Why checking matters more than blind removal

Many images do not carry AI metadata at all. A photo taken with a camera and edited in Lightroom without AI features will have EXIF and XMP data but no C2PA content credentials and no AI source type tags. Stripping metadata from that file would remove useful information (like the camera model and exposure) without any benefit from an AI labeling perspective.

Additionally, platforms like WhatsApp, Twitter/X, and some messaging apps strip metadata entirely when images pass through them. If you downloaded the file from one of those platforms, it may already be clean. Checking first saves unnecessary work.

Inspecting metadata before cleaning also gives you specific information: not just "AI detected" but which tool, which standard, and what exact fields are present. That tells you why a platform might be flagging the image — and whether removing the specific field will actually help.

Where AI metadata hides in image files

AI-related metadata is stored in several different locations depending on which tool created the image:

  • C2PA manifests (JUMBF/caBX) — stored in APP11 marker segments in JPEGs and caBX chunks in PNGs. This is where ChatGPT/DALL-E, Adobe Firefly, and Google Gemini write their content credentials. Invisible to standard file properties viewers.
  • EXIF Software field — may say "Adobe Firefly", "DALL-E", or another AI tool name. Viewable in some metadata viewers but easy to miss in standard file info panels.
  • XMP CreatorTool — an Adobe standard field that identifies the application that created the file.
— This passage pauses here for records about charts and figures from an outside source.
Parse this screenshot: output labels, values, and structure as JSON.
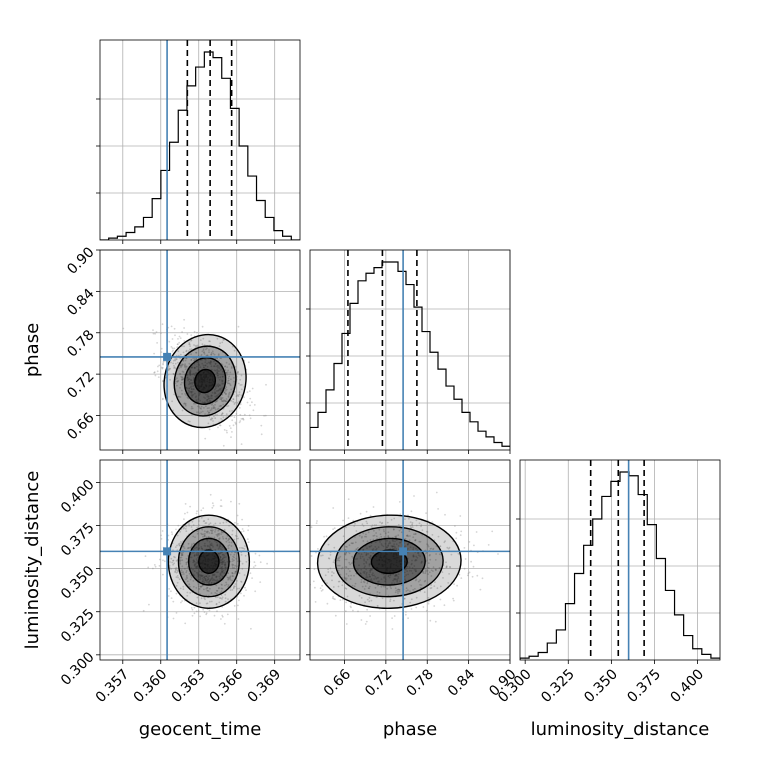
{
  "chart_data": {
    "type": "corner",
    "grid": true,
    "parameters": [
      "geocent_time",
      "phase",
      "luminosity_distance"
    ],
    "axis_labels": {
      "geocent_time": "geocent_time",
      "phase": "phase",
      "luminosity_distance": "luminosity_distance"
    },
    "ranges": {
      "geocent_time": [
        0.3552,
        0.371
      ],
      "phase": [
        0.61,
        0.9
      ],
      "luminosity_distance": [
        0.297,
        0.413
      ]
    },
    "ticks": {
      "geocent_time": {
        "values": [
          0.357,
          0.36,
          0.363,
          0.366,
          0.369
        ],
        "labels": [
          "0.357",
          "0.360",
          "0.363",
          "0.366",
          "0.369"
        ]
      },
      "phase": {
        "values": [
          0.66,
          0.72,
          0.78,
          0.84,
          0.9
        ],
        "labels": [
          "0.66",
          "0.72",
          "0.78",
          "0.84",
          "0.90"
        ]
      },
      "luminosity_distance": {
        "values": [
          0.3,
          0.325,
          0.35,
          0.375,
          0.4
        ],
        "labels": [
          "0.300",
          "0.325",
          "0.350",
          "0.375",
          "0.400"
        ]
      }
    },
    "truths": {
      "geocent_time": 0.3605,
      "phase": 0.745,
      "luminosity_distance": 0.36
    },
    "quantiles": {
      "geocent_time": [
        0.3621,
        0.3639,
        0.3656
      ],
      "phase": [
        0.665,
        0.715,
        0.765
      ],
      "luminosity_distance": [
        0.338,
        0.354,
        0.369
      ]
    },
    "histograms": {
      "geocent_time": {
        "counts": [
          0.0,
          0.01,
          0.02,
          0.04,
          0.07,
          0.12,
          0.22,
          0.37,
          0.52,
          0.69,
          0.82,
          0.92,
          1.0,
          0.97,
          0.86,
          0.7,
          0.5,
          0.34,
          0.21,
          0.12,
          0.05,
          0.02,
          0.0
        ]
      },
      "phase": {
        "counts": [
          0.12,
          0.2,
          0.32,
          0.46,
          0.62,
          0.78,
          0.9,
          0.94,
          0.97,
          1.0,
          1.0,
          0.95,
          0.88,
          0.76,
          0.63,
          0.52,
          0.43,
          0.34,
          0.27,
          0.2,
          0.15,
          0.1,
          0.07,
          0.04,
          0.02
        ]
      },
      "luminosity_distance": {
        "counts": [
          0.01,
          0.02,
          0.04,
          0.09,
          0.16,
          0.3,
          0.46,
          0.61,
          0.75,
          0.87,
          0.95,
          1.0,
          0.98,
          0.88,
          0.72,
          0.54,
          0.37,
          0.24,
          0.13,
          0.06,
          0.03,
          0.01
        ]
      }
    },
    "joint": {
      "phase_vs_geocent_time": {
        "mean": [
          0.3635,
          0.71
        ],
        "sd": [
          0.0016,
          0.034
        ],
        "corr": -0.45
      },
      "luminosity_distance_vs_geocent_time": {
        "mean": [
          0.3638,
          0.354
        ],
        "sd": [
          0.0016,
          0.0135
        ],
        "corr": 0.0
      },
      "luminosity_distance_vs_phase": {
        "mean": [
          0.725,
          0.354
        ],
        "sd": [
          0.052,
          0.0135
        ],
        "corr": 0.05
      }
    },
    "colors": {
      "truth": "#4682b4",
      "hist": "#000000",
      "grid": "#b0b0b0",
      "scatter": "#888888"
    }
  }
}
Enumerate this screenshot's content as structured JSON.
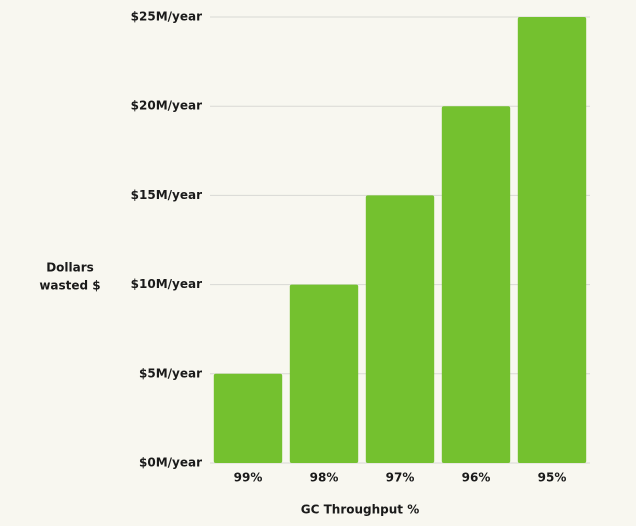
{
  "chart_data": {
    "type": "bar",
    "categories": [
      "99%",
      "98%",
      "97%",
      "96%",
      "95%"
    ],
    "values": [
      5,
      10,
      15,
      20,
      25
    ],
    "color": "#74c12f",
    "ylim": [
      0,
      25
    ],
    "yticks": [
      {
        "value": 0,
        "label": "$0M/year"
      },
      {
        "value": 5,
        "label": "$5M/year"
      },
      {
        "value": 10,
        "label": "$10M/year"
      },
      {
        "value": 15,
        "label": "$15M/year"
      },
      {
        "value": 20,
        "label": "$20M/year"
      },
      {
        "value": 25,
        "label": "$25M/year"
      }
    ],
    "grid": true,
    "y_label": [
      "Dollars",
      "wasted $"
    ],
    "x_label": "GC Throughput %"
  }
}
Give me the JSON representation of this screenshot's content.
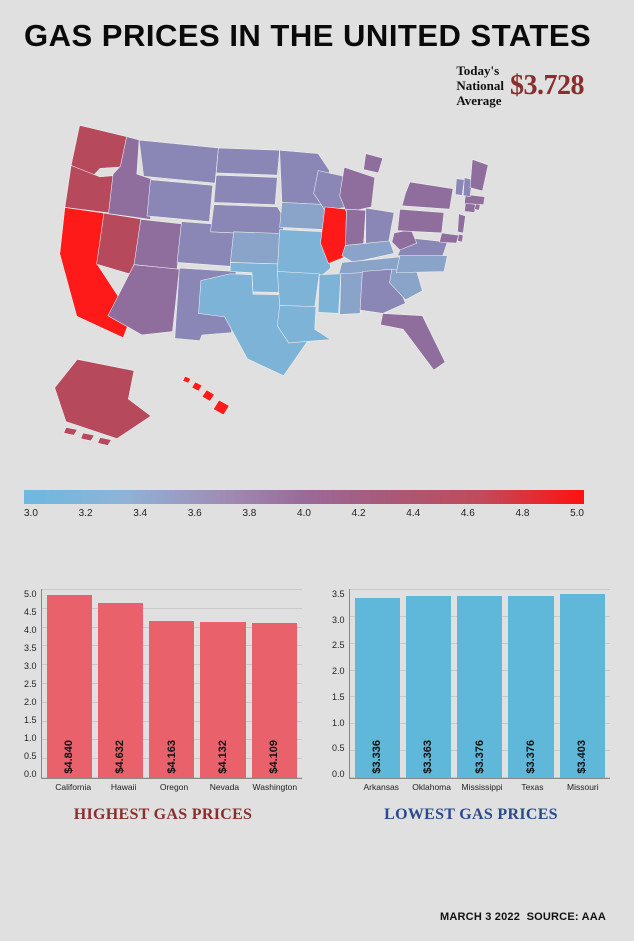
{
  "title": "GAS PRICES IN THE UNITED STATES",
  "avg": {
    "label_l1": "Today's",
    "label_l2": "National",
    "label_l3": "Average",
    "value": "$3.728"
  },
  "map": {
    "stroke": "#f0f0f0",
    "colors": {
      "very_high": "#ff1a1a",
      "high": "#b64a5c",
      "mid_high": "#a85a7a",
      "mid": "#8f6e9e",
      "mid_low": "#8a86b5",
      "low": "#8aa3c8",
      "very_low": "#7db3d6"
    },
    "states": [
      {
        "id": "WA",
        "c": "high"
      },
      {
        "id": "OR",
        "c": "high"
      },
      {
        "id": "CA",
        "c": "very_high"
      },
      {
        "id": "NV",
        "c": "high"
      },
      {
        "id": "ID",
        "c": "mid"
      },
      {
        "id": "MT",
        "c": "mid_low"
      },
      {
        "id": "WY",
        "c": "mid_low"
      },
      {
        "id": "UT",
        "c": "mid"
      },
      {
        "id": "AZ",
        "c": "mid"
      },
      {
        "id": "CO",
        "c": "mid_low"
      },
      {
        "id": "NM",
        "c": "mid_low"
      },
      {
        "id": "ND",
        "c": "mid_low"
      },
      {
        "id": "SD",
        "c": "mid_low"
      },
      {
        "id": "NE",
        "c": "mid_low"
      },
      {
        "id": "KS",
        "c": "low"
      },
      {
        "id": "OK",
        "c": "very_low"
      },
      {
        "id": "TX",
        "c": "very_low"
      },
      {
        "id": "MN",
        "c": "mid_low"
      },
      {
        "id": "IA",
        "c": "low"
      },
      {
        "id": "MO",
        "c": "very_low"
      },
      {
        "id": "AR",
        "c": "very_low"
      },
      {
        "id": "LA",
        "c": "very_low"
      },
      {
        "id": "WI",
        "c": "mid_low"
      },
      {
        "id": "IL",
        "c": "very_high"
      },
      {
        "id": "MI",
        "c": "mid"
      },
      {
        "id": "IN",
        "c": "mid"
      },
      {
        "id": "OH",
        "c": "mid_low"
      },
      {
        "id": "KY",
        "c": "low"
      },
      {
        "id": "TN",
        "c": "low"
      },
      {
        "id": "MS",
        "c": "very_low"
      },
      {
        "id": "AL",
        "c": "low"
      },
      {
        "id": "GA",
        "c": "mid_low"
      },
      {
        "id": "FL",
        "c": "mid"
      },
      {
        "id": "SC",
        "c": "low"
      },
      {
        "id": "NC",
        "c": "low"
      },
      {
        "id": "VA",
        "c": "mid_low"
      },
      {
        "id": "WV",
        "c": "mid"
      },
      {
        "id": "PA",
        "c": "mid"
      },
      {
        "id": "NY",
        "c": "mid"
      },
      {
        "id": "MD",
        "c": "mid"
      },
      {
        "id": "DE",
        "c": "mid"
      },
      {
        "id": "NJ",
        "c": "mid"
      },
      {
        "id": "CT",
        "c": "mid"
      },
      {
        "id": "RI",
        "c": "mid"
      },
      {
        "id": "MA",
        "c": "mid"
      },
      {
        "id": "VT",
        "c": "mid_low"
      },
      {
        "id": "NH",
        "c": "mid_low"
      },
      {
        "id": "ME",
        "c": "mid"
      },
      {
        "id": "AK",
        "c": "high"
      },
      {
        "id": "HI",
        "c": "very_high"
      }
    ]
  },
  "gradient": {
    "ticks": [
      "3.0",
      "3.2",
      "3.4",
      "3.6",
      "3.8",
      "4.0",
      "4.2",
      "4.4",
      "4.6",
      "4.8",
      "5.0"
    ]
  },
  "high_chart": {
    "title": "HIGHEST GAS PRICES",
    "color": "#e8616b",
    "ymax": 5.0,
    "ystep": 0.5,
    "bars": [
      {
        "label": "California",
        "value": 4.84,
        "text": "$4.840"
      },
      {
        "label": "Hawaii",
        "value": 4.632,
        "text": "$4.632"
      },
      {
        "label": "Oregon",
        "value": 4.163,
        "text": "$4.163"
      },
      {
        "label": "Nevada",
        "value": 4.132,
        "text": "$4.132"
      },
      {
        "label": "Washington",
        "value": 4.109,
        "text": "$4.109"
      }
    ]
  },
  "low_chart": {
    "title": "LOWEST GAS PRICES",
    "color": "#5fb8d9",
    "ymax": 3.5,
    "ystep": 0.5,
    "bars": [
      {
        "label": "Arkansas",
        "value": 3.336,
        "text": "$3.336"
      },
      {
        "label": "Oklahoma",
        "value": 3.363,
        "text": "$3.363"
      },
      {
        "label": "Mississippi",
        "value": 3.376,
        "text": "$3.376"
      },
      {
        "label": "Texas",
        "value": 3.376,
        "text": "$3.376"
      },
      {
        "label": "Missouri",
        "value": 3.403,
        "text": "$3.403"
      }
    ]
  },
  "footer": {
    "date": "MARCH 3 2022",
    "source": "SOURCE: AAA"
  }
}
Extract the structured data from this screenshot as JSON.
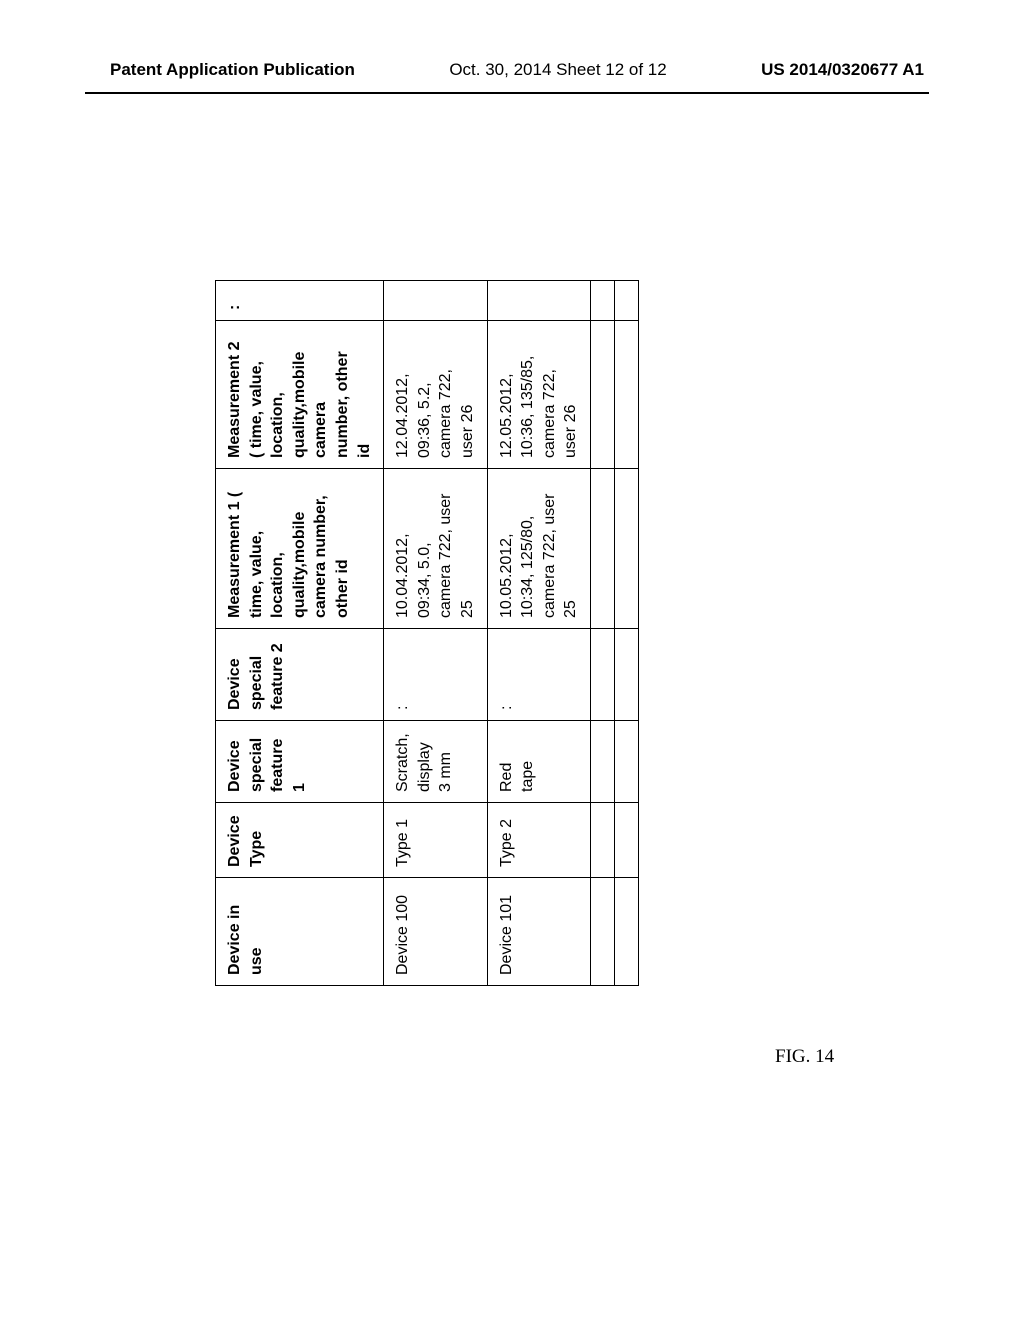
{
  "header": {
    "left": "Patent Application Publication",
    "center": "Oct. 30, 2014  Sheet 12 of 12",
    "right": "US 2014/0320677 A1"
  },
  "figure": {
    "caption": "FIG. 14"
  },
  "table": {
    "columns": [
      "Device in use",
      "Device\nType",
      "Device\nspecial\nfeature\n1",
      "Device\nspecial\nfeature 2",
      "Measurement 1 (\ntime, value,\nlocation,\nquality,mobile\ncamera number,\nother id",
      "Measurement 2\n( time, value,\nlocation,\nquality,mobile\ncamera\nnumber, other\nid",
      ":"
    ],
    "rows": [
      [
        "Device 100",
        "Type 1",
        "Scratch,\ndisplay\n3 mm",
        ":",
        "10.04.2012,\n09:34, 5.0,\ncamera 722, user\n25",
        "12.04.2012,\n09:36, 5.2,\ncamera 722,\nuser 26",
        ""
      ],
      [
        "Device 101",
        "Type 2",
        "Red\ntape",
        ":",
        "10.05.2012,\n10:34, 125/80,\ncamera 722, user\n25",
        "12.05.2012,\n10:36, 135/85,\ncamera 722,\nuser 26",
        ""
      ],
      [
        "",
        "",
        "",
        "",
        "",
        "",
        ""
      ],
      [
        "",
        "",
        "",
        "",
        "",
        "",
        ""
      ]
    ]
  },
  "style": {
    "page_background": "#ffffff",
    "border_color": "#000000",
    "header_font_size": 17,
    "table_font_size": 16,
    "caption_font_size": 19,
    "border_width": 1.5,
    "rule_width": 2.5
  }
}
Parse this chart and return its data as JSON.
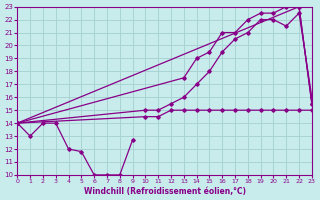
{
  "xlabel": "Windchill (Refroidissement éolien,°C)",
  "background_color": "#c8ecec",
  "grid_color": "#aad4d4",
  "line_color": "#880088",
  "xlim": [
    0,
    23
  ],
  "ylim": [
    10,
    23
  ],
  "xticks": [
    0,
    1,
    2,
    3,
    4,
    5,
    6,
    7,
    8,
    9,
    10,
    11,
    12,
    13,
    14,
    15,
    16,
    17,
    18,
    19,
    20,
    21,
    22,
    23
  ],
  "yticks": [
    10,
    11,
    12,
    13,
    14,
    15,
    16,
    17,
    18,
    19,
    20,
    21,
    22,
    23
  ],
  "series1_x": [
    0,
    1,
    2,
    3,
    4,
    5,
    6,
    7,
    8,
    9
  ],
  "series1_y": [
    14,
    13,
    14,
    14,
    12,
    11.8,
    10,
    10,
    10,
    12.7
  ],
  "series2_x": [
    0,
    22,
    23
  ],
  "series2_y": [
    14,
    23,
    15.5
  ],
  "series3_x": [
    0,
    13,
    14,
    15,
    16,
    17,
    18,
    19,
    20,
    21,
    22,
    23
  ],
  "series3_y": [
    14,
    17.5,
    19,
    19.5,
    21,
    21,
    22,
    22.5,
    22.5,
    23,
    23,
    15.5
  ],
  "series4_x": [
    0,
    10,
    11,
    12,
    13,
    14,
    15,
    16,
    17,
    18,
    19,
    20,
    21,
    22,
    23
  ],
  "series4_y": [
    14,
    15,
    15,
    15.5,
    16,
    17,
    18,
    19.5,
    20.5,
    21,
    22,
    22,
    21.5,
    22.5,
    16
  ],
  "series5_x": [
    0,
    10,
    11,
    12,
    13,
    14,
    15,
    16,
    17,
    18,
    19,
    20,
    21,
    22,
    23
  ],
  "series5_y": [
    14,
    14.5,
    14.5,
    15,
    15,
    15,
    15,
    15,
    15,
    15,
    15,
    15,
    15,
    15,
    15
  ]
}
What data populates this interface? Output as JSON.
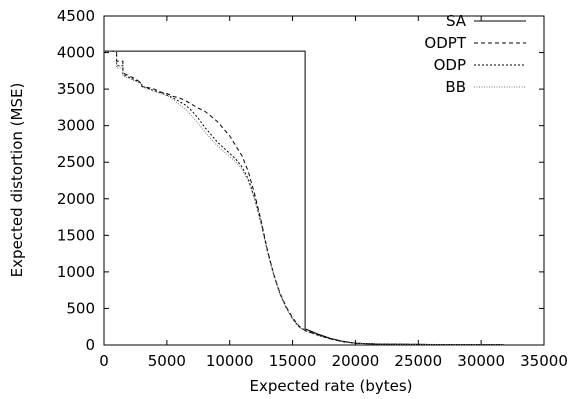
{
  "chart_data": {
    "type": "line",
    "title": "",
    "xlabel": "Expected rate (bytes)",
    "ylabel": "Expected distortion (MSE)",
    "xlim": [
      0,
      35000
    ],
    "ylim": [
      0,
      4500
    ],
    "xticks": [
      0,
      5000,
      10000,
      15000,
      20000,
      25000,
      30000,
      35000
    ],
    "yticks": [
      0,
      500,
      1000,
      1500,
      2000,
      2500,
      3000,
      3500,
      4000,
      4500
    ],
    "grid": false,
    "legend_position": "top-right",
    "series": [
      {
        "name": "SA",
        "dash": "",
        "color": "#000000",
        "x": [
          0,
          16000,
          16000,
          16300,
          17000,
          18000,
          19000,
          20000,
          22000,
          25000,
          28000,
          31800
        ],
        "y": [
          4020,
          4020,
          220,
          200,
          150,
          90,
          50,
          25,
          12,
          8,
          6,
          5
        ]
      },
      {
        "name": "ODPT",
        "dash": "4,3",
        "color": "#000000",
        "x": [
          0,
          1000,
          1000,
          1500,
          1500,
          2500,
          3000,
          3000,
          4000,
          4500,
          5000,
          5500,
          6000,
          6500,
          7000,
          7500,
          8000,
          8500,
          9000,
          9500,
          10000,
          10500,
          11000,
          11500,
          12000,
          12500,
          13000,
          13500,
          14000,
          14500,
          15000,
          15500,
          16000,
          17000,
          18000,
          19000,
          20000,
          22000,
          25000,
          28000,
          31800
        ],
        "y": [
          4020,
          4020,
          3880,
          3880,
          3720,
          3640,
          3580,
          3540,
          3500,
          3460,
          3440,
          3400,
          3380,
          3340,
          3290,
          3240,
          3200,
          3130,
          3060,
          2960,
          2860,
          2720,
          2580,
          2360,
          2050,
          1700,
          1300,
          970,
          710,
          520,
          370,
          260,
          200,
          140,
          85,
          45,
          25,
          12,
          8,
          6,
          5
        ]
      },
      {
        "name": "ODP",
        "dash": "2,2",
        "color": "#000000",
        "x": [
          0,
          1000,
          1000,
          1500,
          1500,
          2500,
          3000,
          3000,
          4000,
          5000,
          5500,
          6000,
          6500,
          7000,
          7500,
          8000,
          8500,
          9000,
          9500,
          10000,
          10500,
          11000,
          11500,
          12000,
          12500,
          13000,
          13500,
          14000,
          14500,
          15000,
          15500,
          16000,
          17000,
          18000,
          19000,
          20000,
          22000,
          25000,
          28000,
          31800
        ],
        "y": [
          4020,
          4020,
          3820,
          3820,
          3700,
          3620,
          3580,
          3540,
          3480,
          3420,
          3380,
          3330,
          3280,
          3200,
          3100,
          2980,
          2880,
          2780,
          2700,
          2620,
          2540,
          2430,
          2260,
          2000,
          1670,
          1290,
          960,
          700,
          510,
          360,
          250,
          195,
          135,
          82,
          44,
          24,
          12,
          8,
          6,
          5
        ]
      },
      {
        "name": "BB",
        "dash": "1,1.5",
        "color": "#777777",
        "x": [
          0,
          1000,
          1000,
          1500,
          1500,
          2500,
          3000,
          3000,
          4000,
          5000,
          5500,
          6000,
          6500,
          7000,
          7500,
          8000,
          8500,
          9000,
          9500,
          10000,
          10500,
          11000,
          11500,
          12000,
          12500,
          13000,
          13500,
          14000,
          14500,
          15000,
          15500,
          16000,
          17000,
          18000,
          19000,
          20000,
          22000,
          25000,
          28000,
          31800
        ],
        "y": [
          4020,
          4020,
          3790,
          3790,
          3680,
          3610,
          3570,
          3530,
          3470,
          3410,
          3360,
          3290,
          3220,
          3130,
          3030,
          2920,
          2820,
          2730,
          2650,
          2580,
          2500,
          2400,
          2230,
          1980,
          1650,
          1270,
          950,
          690,
          500,
          350,
          245,
          190,
          130,
          80,
          42,
          23,
          11,
          7,
          5,
          4
        ]
      }
    ]
  }
}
AI tools often write their own name here.
  • IPTC Digital Source Type — set to trainedAlgorithmicMedia for AI-generated content. Used by Midjourney, many stock platforms, and tools that skip full C2PA but do write IPTC.
  • PNG tEXt chunks — Stable Diffusion tools (Automatic1111, ComfyUI, Forge) write the full generation prompt, negative prompt, model, sampler, CFG scale, and seed as plaintext. ComfyUI can write the entire workflow graph as a JSON block. These show up in the raw file but not in standard metadata viewers.

Standard "Get Info" on Mac, "Properties" on Windows, or Apple Photos' information panel will not show most of these. They display basic EXIF only. You need a tool that specifically parses C2PA structures and PNG chunks.

PrivyClean showing grouped AI metadata including C2PA Content Credentials: Detected

How to check with PrivyClean

  1. Open the image in PrivyClean. On iPhone and iPad, you can use the share sheet from Photos or Files. On Mac, you can drag files into the app or use the Finder Quick Action.
  2. Look at the metadata groups. PrivyClean organizes everything by category: AI-related fields, GPS location, camera info, author/copyright, and other embedded data. You can see at a glance which categories are present.
  3. Check for the AI Detected badge. If C2PA credentials or other AI signals are present, PrivyClean highlights them clearly with a risk indicator.
  4. Expand a group to see the specific fields and values. For C2PA, you will see which tool wrote the credentials and what the Digital Source Type is set to.
  5. Decide what to do. You can clean specific categories or all metadata. The original file is never modified — PrivyClean always exports a new copy.

Other ways to check (for context)

Several other tools can inspect AI metadata, each with different trade-offs:

  • contentcredentials.org/verify — Adobe's free online C2PA checker. Reads C2PA manifests accurately and shows a detailed breakdown. Requires uploading your file to their servers, which may not be appropriate for client work or sensitive source files.
  • ExifTool (command line) — a powerful command-line tool that reads almost every metadata format. Very thorough but requires technical comfort. It does not have a visual interface for grouping or risk assessment.
  • Right-click → Get Info (Mac) or Properties (Windows) — shows basic EXIF only. Will not surface C2PA content credentials or PNG generation chunks.

PrivyClean's advantage is that it checks all formats in one grouped view, works entirely offline, and lets you clean immediately after inspecting — without switching tools.

What to do after checking

The appropriate response depends on what you find:

  • AI metadata found, genuine AI content: decide whether to keep the metadata for transparency or remove it. If you are posting to EU audiences after August 2026, consider keeping it for AI Act compliance.
  • AI metadata found, false positive (real photo with AI edits): cleaning the metadata removes the trigger that causes platforms to label real photographs as AI-generated. See our Instagram AI label guide for the specific steps.
  • No AI metadata found: your file is clean for that category. You may still want to check for GPS location or camera fingerprint data — see our guide to checking all photo metadata.